Prob related https://github.com/rust-lang/rust/issues/60114

dermesser commented 2 years ago

yeah I didn't think it was, anyway. I guess at the time (a few years back) I relied too much on safety promises etc. that I didn't bother using memcheck enough :)

dermesser commented 2 years ago

I also opened #13 for this. Given that memory leaks can end up having unforeseen areas of impact, it may (hopefully) occur that one I fix there will solve this issue. In the meantime, if you find some time on your hands, please feel free to search as well :) Although I understand if you don't want to dive in a deep unfamiliar codebase

dractw commented 2 years ago

@dermesser I've already done some researches, firstly trying to use jemalloc instead default allocator, my thoughts was like maybe system allocator didn't returns freed allocated memory to system, after read_at called and filled vec was dropped. But unfortunately it does not significantly helps, so i will try to dig deeper in codebase. Jfyi

dermesser commented 2 years ago

I see - thank you for investing such an effort here! I've also checked some basics; after removing one faulty (and unneeded) Drop implementation yesterday, there are only two implementations left, and one of them seems completely harmless.

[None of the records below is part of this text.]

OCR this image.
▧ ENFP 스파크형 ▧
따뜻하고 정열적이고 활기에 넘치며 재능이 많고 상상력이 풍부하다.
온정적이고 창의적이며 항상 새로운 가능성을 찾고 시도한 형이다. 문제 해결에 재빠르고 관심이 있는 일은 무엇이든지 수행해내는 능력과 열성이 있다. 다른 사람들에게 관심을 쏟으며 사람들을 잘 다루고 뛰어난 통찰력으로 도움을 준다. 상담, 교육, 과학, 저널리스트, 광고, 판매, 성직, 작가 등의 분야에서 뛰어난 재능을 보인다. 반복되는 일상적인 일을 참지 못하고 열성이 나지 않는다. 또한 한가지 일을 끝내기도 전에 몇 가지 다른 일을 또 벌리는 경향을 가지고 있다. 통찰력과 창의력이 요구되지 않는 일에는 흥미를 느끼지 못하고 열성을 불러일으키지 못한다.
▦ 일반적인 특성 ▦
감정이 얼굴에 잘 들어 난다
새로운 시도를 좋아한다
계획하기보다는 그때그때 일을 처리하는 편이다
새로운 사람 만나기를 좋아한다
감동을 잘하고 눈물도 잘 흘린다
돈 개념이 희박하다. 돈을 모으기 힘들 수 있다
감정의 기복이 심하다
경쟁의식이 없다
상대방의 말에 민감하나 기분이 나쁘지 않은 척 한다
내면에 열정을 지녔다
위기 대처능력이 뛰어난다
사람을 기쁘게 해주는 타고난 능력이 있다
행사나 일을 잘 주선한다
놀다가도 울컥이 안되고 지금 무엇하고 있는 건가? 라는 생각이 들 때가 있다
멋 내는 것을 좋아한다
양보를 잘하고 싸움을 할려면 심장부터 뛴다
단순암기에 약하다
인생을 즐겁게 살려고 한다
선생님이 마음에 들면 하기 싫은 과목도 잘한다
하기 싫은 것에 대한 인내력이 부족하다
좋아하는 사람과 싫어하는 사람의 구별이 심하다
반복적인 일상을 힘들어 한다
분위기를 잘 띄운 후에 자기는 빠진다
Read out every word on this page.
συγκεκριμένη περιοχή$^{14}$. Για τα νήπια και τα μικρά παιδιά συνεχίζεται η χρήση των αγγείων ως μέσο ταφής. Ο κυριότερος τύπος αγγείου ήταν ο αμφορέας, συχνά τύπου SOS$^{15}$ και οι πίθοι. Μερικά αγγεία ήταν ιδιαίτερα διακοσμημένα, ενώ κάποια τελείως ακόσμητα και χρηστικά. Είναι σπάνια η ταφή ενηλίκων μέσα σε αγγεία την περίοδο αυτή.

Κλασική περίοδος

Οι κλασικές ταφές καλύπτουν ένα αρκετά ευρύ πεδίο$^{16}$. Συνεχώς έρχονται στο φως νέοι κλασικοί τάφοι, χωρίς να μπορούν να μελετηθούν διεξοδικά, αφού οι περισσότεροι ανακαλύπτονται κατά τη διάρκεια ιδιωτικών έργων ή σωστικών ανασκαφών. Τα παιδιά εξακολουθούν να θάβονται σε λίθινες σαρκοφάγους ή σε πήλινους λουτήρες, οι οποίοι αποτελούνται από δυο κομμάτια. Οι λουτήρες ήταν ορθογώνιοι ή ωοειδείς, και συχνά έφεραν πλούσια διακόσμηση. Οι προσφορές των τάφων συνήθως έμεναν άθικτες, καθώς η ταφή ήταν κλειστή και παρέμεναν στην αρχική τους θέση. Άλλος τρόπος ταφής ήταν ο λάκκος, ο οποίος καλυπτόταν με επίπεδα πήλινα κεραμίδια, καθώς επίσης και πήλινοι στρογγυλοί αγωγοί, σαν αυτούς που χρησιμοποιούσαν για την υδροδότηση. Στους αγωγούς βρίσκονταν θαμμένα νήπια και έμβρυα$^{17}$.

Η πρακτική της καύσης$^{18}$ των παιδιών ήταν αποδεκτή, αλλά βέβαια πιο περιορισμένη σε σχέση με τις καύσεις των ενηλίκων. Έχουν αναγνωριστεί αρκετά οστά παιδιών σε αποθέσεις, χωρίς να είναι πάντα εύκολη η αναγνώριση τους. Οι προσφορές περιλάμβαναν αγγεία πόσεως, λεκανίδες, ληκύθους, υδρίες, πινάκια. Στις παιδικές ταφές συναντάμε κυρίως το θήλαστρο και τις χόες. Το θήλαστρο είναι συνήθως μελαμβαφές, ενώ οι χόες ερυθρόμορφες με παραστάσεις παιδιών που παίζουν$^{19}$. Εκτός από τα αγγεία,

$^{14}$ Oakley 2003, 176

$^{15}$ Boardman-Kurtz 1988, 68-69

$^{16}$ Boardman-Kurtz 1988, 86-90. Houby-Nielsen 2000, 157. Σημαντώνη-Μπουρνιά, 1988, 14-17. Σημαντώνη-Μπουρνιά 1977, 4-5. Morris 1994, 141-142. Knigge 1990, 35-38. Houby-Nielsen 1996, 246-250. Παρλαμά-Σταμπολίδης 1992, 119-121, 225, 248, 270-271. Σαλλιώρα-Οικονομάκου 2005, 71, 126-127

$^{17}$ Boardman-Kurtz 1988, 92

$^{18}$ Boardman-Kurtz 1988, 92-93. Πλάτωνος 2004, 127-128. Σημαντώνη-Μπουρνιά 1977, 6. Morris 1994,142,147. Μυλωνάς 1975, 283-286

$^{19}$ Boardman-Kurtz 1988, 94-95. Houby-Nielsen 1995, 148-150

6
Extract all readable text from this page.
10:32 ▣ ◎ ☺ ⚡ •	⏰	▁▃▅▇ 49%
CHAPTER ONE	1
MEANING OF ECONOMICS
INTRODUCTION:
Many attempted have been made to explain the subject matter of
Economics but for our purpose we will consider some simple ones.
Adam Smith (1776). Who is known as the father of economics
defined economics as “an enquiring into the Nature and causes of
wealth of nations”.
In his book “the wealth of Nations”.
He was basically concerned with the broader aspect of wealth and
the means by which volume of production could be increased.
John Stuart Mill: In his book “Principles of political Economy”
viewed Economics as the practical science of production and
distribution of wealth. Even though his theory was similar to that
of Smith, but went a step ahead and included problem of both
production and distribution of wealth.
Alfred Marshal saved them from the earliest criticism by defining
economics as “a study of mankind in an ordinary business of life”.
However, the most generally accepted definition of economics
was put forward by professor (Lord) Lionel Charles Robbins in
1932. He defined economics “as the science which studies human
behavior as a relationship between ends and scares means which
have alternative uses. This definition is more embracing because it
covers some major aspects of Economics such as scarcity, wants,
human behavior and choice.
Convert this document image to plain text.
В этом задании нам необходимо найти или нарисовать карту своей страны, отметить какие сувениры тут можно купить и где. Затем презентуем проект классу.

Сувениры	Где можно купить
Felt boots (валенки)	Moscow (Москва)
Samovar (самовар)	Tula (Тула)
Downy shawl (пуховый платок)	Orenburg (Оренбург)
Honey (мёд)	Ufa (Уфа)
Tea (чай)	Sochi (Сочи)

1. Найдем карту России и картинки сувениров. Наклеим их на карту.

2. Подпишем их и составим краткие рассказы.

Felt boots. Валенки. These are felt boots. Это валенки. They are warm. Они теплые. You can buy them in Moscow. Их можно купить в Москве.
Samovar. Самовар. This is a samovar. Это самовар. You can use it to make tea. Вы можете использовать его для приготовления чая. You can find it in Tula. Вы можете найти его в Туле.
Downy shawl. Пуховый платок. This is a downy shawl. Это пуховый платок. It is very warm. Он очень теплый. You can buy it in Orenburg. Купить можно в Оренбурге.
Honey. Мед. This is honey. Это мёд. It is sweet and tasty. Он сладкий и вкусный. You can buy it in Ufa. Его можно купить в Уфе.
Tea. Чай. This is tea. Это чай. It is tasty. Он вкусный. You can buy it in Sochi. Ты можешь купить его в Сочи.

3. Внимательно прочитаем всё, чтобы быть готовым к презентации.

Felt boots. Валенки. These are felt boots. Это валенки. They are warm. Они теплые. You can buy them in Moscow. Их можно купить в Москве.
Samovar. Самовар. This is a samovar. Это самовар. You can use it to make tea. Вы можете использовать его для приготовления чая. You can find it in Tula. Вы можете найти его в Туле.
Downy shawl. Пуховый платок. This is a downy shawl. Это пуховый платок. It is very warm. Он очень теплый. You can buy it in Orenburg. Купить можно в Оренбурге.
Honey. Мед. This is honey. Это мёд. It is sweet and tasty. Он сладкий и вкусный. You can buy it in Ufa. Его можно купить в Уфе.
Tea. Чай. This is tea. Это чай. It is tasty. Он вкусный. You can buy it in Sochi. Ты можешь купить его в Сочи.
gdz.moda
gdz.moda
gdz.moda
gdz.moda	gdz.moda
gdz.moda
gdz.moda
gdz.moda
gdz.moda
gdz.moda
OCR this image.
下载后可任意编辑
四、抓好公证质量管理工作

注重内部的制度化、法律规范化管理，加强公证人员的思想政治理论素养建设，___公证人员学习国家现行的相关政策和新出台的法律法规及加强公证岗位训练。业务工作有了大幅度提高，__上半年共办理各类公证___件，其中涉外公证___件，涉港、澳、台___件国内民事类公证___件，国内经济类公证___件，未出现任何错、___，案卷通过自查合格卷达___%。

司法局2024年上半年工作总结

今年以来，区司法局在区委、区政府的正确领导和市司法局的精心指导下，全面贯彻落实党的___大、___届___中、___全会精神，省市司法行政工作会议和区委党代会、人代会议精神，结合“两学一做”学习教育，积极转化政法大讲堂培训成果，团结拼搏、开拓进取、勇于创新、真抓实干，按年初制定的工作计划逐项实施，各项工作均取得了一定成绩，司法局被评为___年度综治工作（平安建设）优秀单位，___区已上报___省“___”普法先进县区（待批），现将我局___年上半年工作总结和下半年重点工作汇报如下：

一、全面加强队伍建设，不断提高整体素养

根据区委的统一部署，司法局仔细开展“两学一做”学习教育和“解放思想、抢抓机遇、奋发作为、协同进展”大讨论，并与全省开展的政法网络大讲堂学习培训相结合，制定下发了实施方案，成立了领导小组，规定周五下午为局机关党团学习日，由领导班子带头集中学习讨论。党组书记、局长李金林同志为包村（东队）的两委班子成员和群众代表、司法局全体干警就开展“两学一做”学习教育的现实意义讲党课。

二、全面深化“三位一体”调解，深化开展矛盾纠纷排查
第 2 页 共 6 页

As you've noticed before, there is a lot of Rc use going on. I wouldn't be surprised if there are circular references here, but I need to think of a good way of debugging these.

dractw commented 2 years ago

@dermesser I found few possible circular references, but idk yet how to fix it properly. https://github.com/dermesser/leveldb-rs/blob/master/src/table_reader.rs#L32 https://github.com/dermesser/leveldb-rs/blob/master/src/table_reader.rs#L101 Rc<Box<Rc<Box<Rc<Box>>>>?

dermesser commented 2 years ago
  1. do you mean the file field? What do you think about it?
  2. this will for sure have a few levels of nesting, but that is intentional... it shouldn't be much deeper than two or three (the options object comes from outside after all). Or do I miss something here? I don't see the circular reference, the existing Rc is just wrapped inside a new one.
dractw commented 2 years ago
  1. do you mean the file field? What do you think about it?
  2. this will for sure have a few levels of nesting, but that is intentional... it shouldn't be much deeper than two or three (the options object comes from outside after all). Or do I miss something here? I don't see the circular reference, the existing Rc is just wrapped inside a new one.

Well, i don't quite understand how it works for now (and obv reasons) just because im not so strong with rust, but very curious. I think straight-forwarding investigation with Rc::strong_count will makes some clearence, what do u think?